For HDD's you have three reliable choices:
1. Do a Full Format using a very current Win 7 or 8. I understand that, unlike earlier versions of Windows, the new ones actually write zeroes to every Sector when a Full Format is done.
2. Use a disk utility to do a Zero Fill operation on the HDD. These tools DO write zeros to EVERY Sector, thus wiping out old data. The operation also triggers a self-diagnosis and repair process within the HDD, although that is not something you were concerned about. Technically, a sophisticated data recovery lab might be able to recover some old data after such an...
It's possible, but unlikely. I don't think many people run those kinds of tools randomly, and if they do the formatting will hopefully have erased most of the data.

In the future, use something like this http://eraser.heidi.ie/ to permanently wipe your data.
 
Flash storage is a little different in that the same physical block is not written twice in succession. That's due to wear levelling. Moreover, the capacity is always over-provisioned, so if you write zeros once to the entire drive, then the over-provisioned area will still have your original data. Of course if you overwrite the entire capacity several times, then write levelling should ensure that the entire contents are erased.
 
Just relying on subsequent use to overwrite old data is NOT good enough. It is unlikely that ALL of your old data will be wiped that way.

For HDD's you have three reliable choices:
1. Do a Full Format using a very current Win 7 or 8. I understand that, unlike earlier versions of Windows, the new ones actually write zeroes to every Sector when a Full Format is done.
2. Use a disk utility to do a Zero Fill operation on the HDD. These tools DO write zeros to EVERY Sector, thus wiping out old data. The operation also triggers a self-diagnosis and repair process within the HDD, although that is not something you were concerned about. Technically, a sophisticated data recovery lab might be able to recover some old data after such an overwrite with a lot of time and effort, but it's VERY unlikely.
3. For GUARANTEED data destruction that will defeat ANY sophisticated recovery tools, get a utility that uses Military-grade data destruction. This overwrites everything several times, using different data patterns, so that NO traces of the original data remain. This kind of step is really only for spies and people with severe paranoia.

I am not familiar with any similar tools specifically for use with flash drives. However, as fzabkar has said, you could come pretty close by formatting the unit and then filling it with completely junk data, repeating a few times.
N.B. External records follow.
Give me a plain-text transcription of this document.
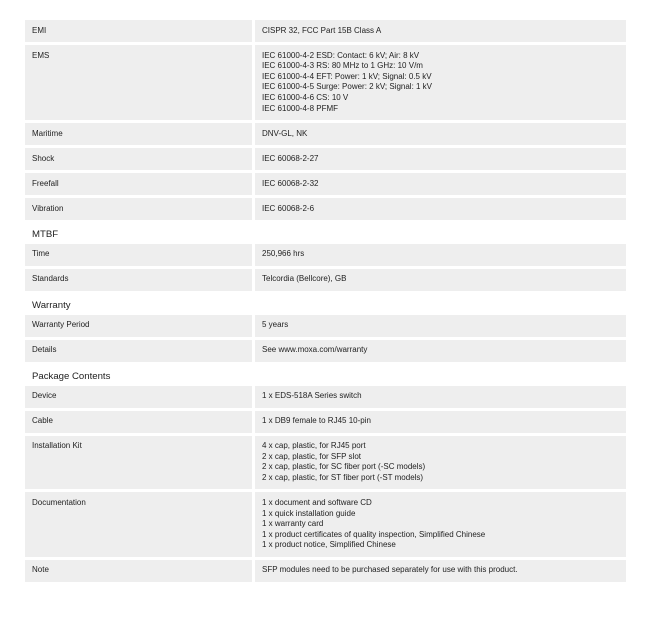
EMI	CISPR 32, FCC Part 15B Class A
EMS	IEC 61000-4-2 ESD: Contact: 6 kV; Air: 8 kV
IEC 61000-4-3 RS: 80 MHz to 1 GHz: 10 V/m
IEC 61000-4-4 EFT: Power: 1 kV; Signal: 0.5 kV
IEC 61000-4-5 Surge: Power: 2 kV; Signal: 1 kV
IEC 61000-4-6 CS: 10 V
IEC 61000-4-8 PFMF
Maritime	DNV-GL, NK
Shock	IEC 60068-2-27
Freefall	IEC 60068-2-32
Vibration	IEC 60068-2-6
MTBF
Time	250,966 hrs
Standards	Telcordia (Bellcore), GB
Warranty
Warranty Period	5 years
Details	See www.moxa.com/warranty
Package Contents
Device	1 x EDS-518A Series switch
Cable	1 x DB9 female to RJ45 10-pin
Installation Kit	4 x cap, plastic, for RJ45 port
2 x cap, plastic, for SFP slot
2 x cap, plastic, for SC fiber port (-SC models)
2 x cap, plastic, for ST fiber port (-ST models)
Documentation	1 x document and software CD
1 x quick installation guide
1 x warranty card
1 x product certificates of quality inspection, Simplified Chinese
1 x product notice, Simplified Chinese
Note	SFP modules need to be purchased separately for use with this product.
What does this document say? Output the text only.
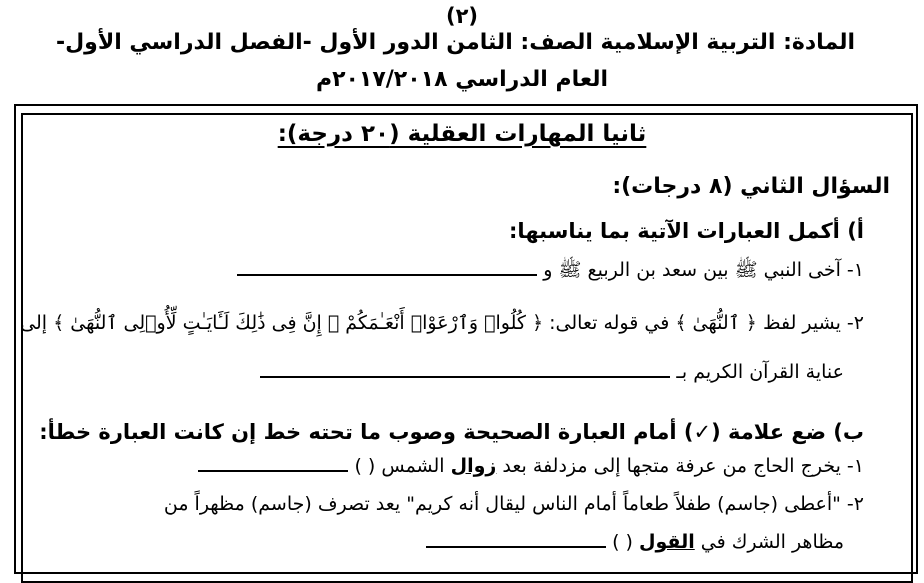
(٢)
المادة: التربية الإسلامية الصف: الثامن الدور الأول -الفصل الدراسي الأول-
العام الدراسي ٢٠١٧/٢٠١٨م
ثانيا المهارات العقلية (٢٠ درجة):
السؤال الثاني (٨ درجات):
أ) أكمل العبارات الآتية بما يناسبها:
١- آخى النبي ﷺ بين سعد بن الربيع ﷺ و
٢- يشير لفظ ﴿ ٱلنُّهَىٰ ﴾ في قوله تعالى: ﴿ كُلُوا۟ وَٱرْعَوْا۟ أَنْعَـٰمَكُمْ ۗ إِنَّ فِى ذَٰلِكَ لَـَٔايَـٰتٍ لِّأُو۟لِى ٱلنُّهَىٰ ﴾ إلى
عناية القرآن الكريم بـ
ب) ضع علامة (✓) أمام العبارة الصحيحة وصوب ما تحته خط إن كانت العبارة خطأ:
١- يخرج الحاج من عرفة متجها إلى مزدلفة بعد زوال الشمس ( )
٢- "أعطى (جاسم) طفلاً طعاماً أمام الناس ليقال أنه كريم" يعد تصرف (جاسم) مظهراً من
مظاهر الشرك في القول ( )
Most flash drives have small enough capacities that this is practical, unlike a 2 TB HDD.

On the other hand, IF you do NOT need to re-use the unit, there is a totally reliable tool: a large hammer. Smash the unit to pieces so it cannot be used for anything.
 
Solution
If you want to be totally sure that not a single file of yours is recovered, do a disk wipe with a utility made for that, even a single over-write pass with random numbers will take care of 99% of people that would try to recover your data.

Unless you are a billionare, a goverment or a celeberty and someone is looking for nude photos, no-one will bother trying anything but the most basic tools to get data from your drive.

If you format a drive, then use it for a while, chances are very good that the files on it are tough to get, you maybe coud get a file name, possibly an icon, maybe a thumbnail but not likely the whole file.